One of my favorite scenes from any movie is the “Does it get easier?” scene from Lost in Translation. Scarlett Johansson and Bill Murray are lying in bed discussing the challenges of life. Topics include growing older and marriage and they eventually get to kids. The following quote is from Murray about having children.
“It gets a whole lot more complicated when you have kids. It’s the most terrifying moment, the day the first one is born. Your life, as you know it, is gone… never to return.”
This is the first half of his thoughts on having children. He ends the scene with a beautiful statement about how your children will eventually become the most delightful people you will ever meet.
But I want to focus on the first half because I thought about this scene after watching Tully. Jason Reitman’s latest directorial effort sees him reuniting with writer Diablo Cody and star Charlize Theron after their work on Young Adult.
Tully follows Marlo (Theron), a mother of three including a newborn who is having a really hard time with everything that comes with motherhood. Her self-esteem couldn’t be any lower, her middle child, Jonah, requires extra attention and of course, there’s the newborn.
At the insistence of her brother, Craig (Mark Duplass), Marlo hires a night nanny, Tully (Mackenzie Davis), to help with the baby. Hesitant at first, Marlo soon finds comfort in the extra help and begins to reestablish her own life while also forming a bond with Tully.
As someone who doesn’t have children, this movie certainly didn’t shine it in a positive light. Bill Murray was right. Your life as you know it is over. Reitman does a tremendous job illustrating this with a montage early in the film of Marlo’s monotonous daily routine of making lunches, avoiding stepping on Legos, finding new and creative ways to get a baby to sleep and the glamorous nature of lactating. There’s also various shots of strange and random stains throughout the house. Also, it never occurred to me that you will have to eventually cut your baby’s finger nails. Try doing that to a crying baby.
Remember how badass Theron was in Mad Max: Fury Road and last year’s Atomic Blonde? The transformation from those movies to Tully showcases how versatile she is as an actress. This is the antithesis of Charlize Theron: Movie Star. At one point, the baby spills a drink on Marlo’s shirt. Fed up, Marlo removes her shirt revealing her post-baby physique.
“Mom, what’s wrong with your body?” says her daughter, Emmy.
But besides the physical transformation, Theron embodies Marlo with both fragility and splashes of humor thanks to Cody’s terrific script. Theron walks a tightrope of completely losing it before landing gracefully from scene to scene.
“No one’s treated my hole for a really long time,” says Marlo to Tully after they discuss treating one’s individual parts to make them whole again.
This is among Theron’s best performances. I wouldn’t be surprised if she receives an Oscar nomination by the end of the year.
Davis is equally great as the mysterious Tully. The moment she appears on screen, Davis elevates the tone with unfiltered charisma and energy. The ambiguity to her character is also essential to the plot.

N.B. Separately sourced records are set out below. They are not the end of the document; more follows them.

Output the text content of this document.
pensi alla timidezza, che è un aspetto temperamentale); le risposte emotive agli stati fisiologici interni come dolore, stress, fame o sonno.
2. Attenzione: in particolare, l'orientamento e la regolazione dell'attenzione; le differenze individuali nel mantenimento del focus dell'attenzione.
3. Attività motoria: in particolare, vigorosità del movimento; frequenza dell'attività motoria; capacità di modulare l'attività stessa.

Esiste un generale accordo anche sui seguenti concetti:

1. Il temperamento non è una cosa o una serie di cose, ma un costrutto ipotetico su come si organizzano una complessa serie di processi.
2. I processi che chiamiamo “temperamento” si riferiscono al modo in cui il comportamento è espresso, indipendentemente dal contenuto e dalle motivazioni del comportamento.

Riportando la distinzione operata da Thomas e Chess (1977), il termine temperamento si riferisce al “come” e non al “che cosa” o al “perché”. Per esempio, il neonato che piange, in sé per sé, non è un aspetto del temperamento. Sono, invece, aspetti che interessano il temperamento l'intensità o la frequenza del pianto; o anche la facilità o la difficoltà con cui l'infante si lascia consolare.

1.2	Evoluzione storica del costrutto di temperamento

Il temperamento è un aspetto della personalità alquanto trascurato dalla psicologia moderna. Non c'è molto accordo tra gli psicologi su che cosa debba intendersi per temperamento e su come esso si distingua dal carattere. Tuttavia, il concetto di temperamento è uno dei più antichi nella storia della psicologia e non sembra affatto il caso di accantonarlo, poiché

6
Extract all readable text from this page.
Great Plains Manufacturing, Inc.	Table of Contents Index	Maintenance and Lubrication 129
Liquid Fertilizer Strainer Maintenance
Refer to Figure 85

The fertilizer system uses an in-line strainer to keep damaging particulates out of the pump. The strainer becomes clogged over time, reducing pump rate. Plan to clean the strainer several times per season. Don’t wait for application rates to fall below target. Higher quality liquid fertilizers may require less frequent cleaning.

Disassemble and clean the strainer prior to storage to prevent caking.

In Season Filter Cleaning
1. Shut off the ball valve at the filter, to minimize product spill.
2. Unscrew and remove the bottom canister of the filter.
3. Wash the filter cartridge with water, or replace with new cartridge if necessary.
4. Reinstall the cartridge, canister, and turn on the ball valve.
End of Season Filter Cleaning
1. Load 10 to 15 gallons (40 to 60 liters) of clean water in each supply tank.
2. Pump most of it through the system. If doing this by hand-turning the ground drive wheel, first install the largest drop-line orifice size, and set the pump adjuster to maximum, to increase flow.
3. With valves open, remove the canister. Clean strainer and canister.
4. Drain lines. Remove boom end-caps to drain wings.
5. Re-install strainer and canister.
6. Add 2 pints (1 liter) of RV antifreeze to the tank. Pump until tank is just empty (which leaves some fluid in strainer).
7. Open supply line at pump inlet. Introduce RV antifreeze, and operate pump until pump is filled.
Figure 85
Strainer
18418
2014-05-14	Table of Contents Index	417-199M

Ron Livingston plays the husband, Drew, and he acts as the typical husband leaving the wife and kids to go to work. I would have liked to see his character developed a little more, but he does get a wonderful scene at the end with Marlo that is heartwarming.
As the film reaches its conclusion, Tully takes a much darker turn with a shocking twist that is one of the best in recent memory. In fact, the twist essentially recalibrates your entire opinion about the film and its illustration of postpartum depression. Some may have a hard time with the direction it goes.
In the end, Tully is both an emotional roller coaster and a celebration of motherhood. Theron is exceptional, Cody reminds us why she is one of our best screenwriters and Reitman delivers his best film in nearly a decade.
And the final shot is a perfect yet simple encapsulation of what it means to be a parent or significant other. Even for those who can’t relate to it.